– Ваши сожители – молодые здоровые звери, вкусившие крови и успевшие насладиться ощущением собственной значимости в военно-прикладном аспекте. А вы – свеженький, рафинированный, не успевший еще пообтесаться, зарекомендовать себя… Не уважают? Издеваются? Помыкают? Угу. Они видят в вас жертву, батенька! В своем маленьком театре они безоговорочно наделили вас ролью козла отпущения. А вы никак не обозначили неприятие этой роли, милый мой, – вы подчинились этой игре. Ну и будут помыкать! Будут издеваться, пока вы сами насильственно не перемените их установку на вашу жертвенность. Пока резко не расставите акценты. И делать это нужно именно тем способом, который понятен и доступен большинству членов вашей микрогруппы…

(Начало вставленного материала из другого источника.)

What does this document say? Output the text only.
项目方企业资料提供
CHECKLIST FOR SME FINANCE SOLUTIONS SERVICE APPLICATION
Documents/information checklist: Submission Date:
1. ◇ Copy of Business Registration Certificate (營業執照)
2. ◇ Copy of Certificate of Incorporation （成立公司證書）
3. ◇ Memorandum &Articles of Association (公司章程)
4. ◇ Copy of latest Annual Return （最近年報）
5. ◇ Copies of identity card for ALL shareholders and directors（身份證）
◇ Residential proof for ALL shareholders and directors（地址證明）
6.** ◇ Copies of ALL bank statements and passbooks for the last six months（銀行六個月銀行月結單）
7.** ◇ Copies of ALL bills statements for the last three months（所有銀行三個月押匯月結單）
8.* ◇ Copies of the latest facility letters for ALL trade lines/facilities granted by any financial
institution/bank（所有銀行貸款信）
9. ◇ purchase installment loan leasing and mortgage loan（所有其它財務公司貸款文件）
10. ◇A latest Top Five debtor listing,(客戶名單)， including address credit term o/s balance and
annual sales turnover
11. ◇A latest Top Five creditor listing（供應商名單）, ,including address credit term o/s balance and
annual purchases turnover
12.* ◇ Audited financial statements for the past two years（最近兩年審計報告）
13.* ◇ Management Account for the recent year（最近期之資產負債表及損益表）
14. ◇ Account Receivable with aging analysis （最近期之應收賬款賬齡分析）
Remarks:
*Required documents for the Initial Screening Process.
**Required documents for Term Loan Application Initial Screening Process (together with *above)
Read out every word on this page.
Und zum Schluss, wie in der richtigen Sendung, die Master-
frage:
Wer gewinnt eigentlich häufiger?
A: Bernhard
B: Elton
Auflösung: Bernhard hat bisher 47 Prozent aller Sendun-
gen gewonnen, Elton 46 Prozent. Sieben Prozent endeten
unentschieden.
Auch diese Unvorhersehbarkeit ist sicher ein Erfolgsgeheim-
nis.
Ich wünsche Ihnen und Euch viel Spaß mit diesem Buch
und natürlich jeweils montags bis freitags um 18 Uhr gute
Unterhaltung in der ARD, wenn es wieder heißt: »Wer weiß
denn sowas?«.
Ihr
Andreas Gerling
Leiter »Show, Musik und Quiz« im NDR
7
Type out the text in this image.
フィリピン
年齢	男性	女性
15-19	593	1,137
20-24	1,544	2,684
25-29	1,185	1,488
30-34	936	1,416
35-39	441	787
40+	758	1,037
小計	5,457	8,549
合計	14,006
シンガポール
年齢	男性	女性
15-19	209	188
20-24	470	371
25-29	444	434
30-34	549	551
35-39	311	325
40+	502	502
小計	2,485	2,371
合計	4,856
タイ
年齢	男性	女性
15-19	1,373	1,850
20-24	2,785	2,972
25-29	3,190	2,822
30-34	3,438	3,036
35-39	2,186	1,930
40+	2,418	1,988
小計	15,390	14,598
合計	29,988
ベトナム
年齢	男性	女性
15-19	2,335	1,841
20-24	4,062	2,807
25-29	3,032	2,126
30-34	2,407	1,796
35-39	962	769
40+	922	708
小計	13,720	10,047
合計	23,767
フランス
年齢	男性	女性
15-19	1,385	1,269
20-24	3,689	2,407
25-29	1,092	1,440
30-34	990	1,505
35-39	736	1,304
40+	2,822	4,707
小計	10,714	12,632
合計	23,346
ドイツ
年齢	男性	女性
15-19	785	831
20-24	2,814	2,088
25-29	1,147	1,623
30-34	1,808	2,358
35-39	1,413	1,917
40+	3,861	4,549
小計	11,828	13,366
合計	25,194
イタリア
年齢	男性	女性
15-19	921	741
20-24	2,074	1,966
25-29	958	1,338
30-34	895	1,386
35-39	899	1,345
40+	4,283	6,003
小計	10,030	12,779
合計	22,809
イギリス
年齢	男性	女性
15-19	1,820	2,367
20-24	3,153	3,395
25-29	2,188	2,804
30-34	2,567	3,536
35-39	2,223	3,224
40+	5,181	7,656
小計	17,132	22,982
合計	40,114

Акценты Толхаев расставил в тот же день. Отдохнул часок в подсобке после ночного дежурства, чтобы набраться сил, пришел в модуль и, завалившись на койку, принялся успешно изображать глубокий сон. А спустя минут пятнадцать кто-то начал булькать под ухом водой, переливая из бутылки в стакан и обратно и препротивно хихикая при этом. Сожители баловали новичка приятным разнообразием: до этого щекотали ноздри соломинкой, сыпали в постель хлебный мякиш, разок даже клали на грудь ботинок, филигранно обвязав веревку вокруг детородного органа испытуемого и прикрепив ее к шнурку (человек просыпается, видит на груди ботинок, хватает его, сердито отшвыривает прочь… и тотчас же с диким криком прыгает вслед за обувкой. Занятное зрелище…). А теперь вот, судя по всему, возжелали вдруг, чтобы молодой врач еще и уписался, аки энурезный солдат-дистрофик.
Резко сев на кровати, Толхаев открыл глаза и дружески улыбнулся, увидев перед собой жирную морду начпрода полка, несолидно застывшую с разинутым от неожиданности ртом. Остальные офицеры, присутствовавшие в модуле, лежали на своих кроватях и лениво наблюдали за представлением.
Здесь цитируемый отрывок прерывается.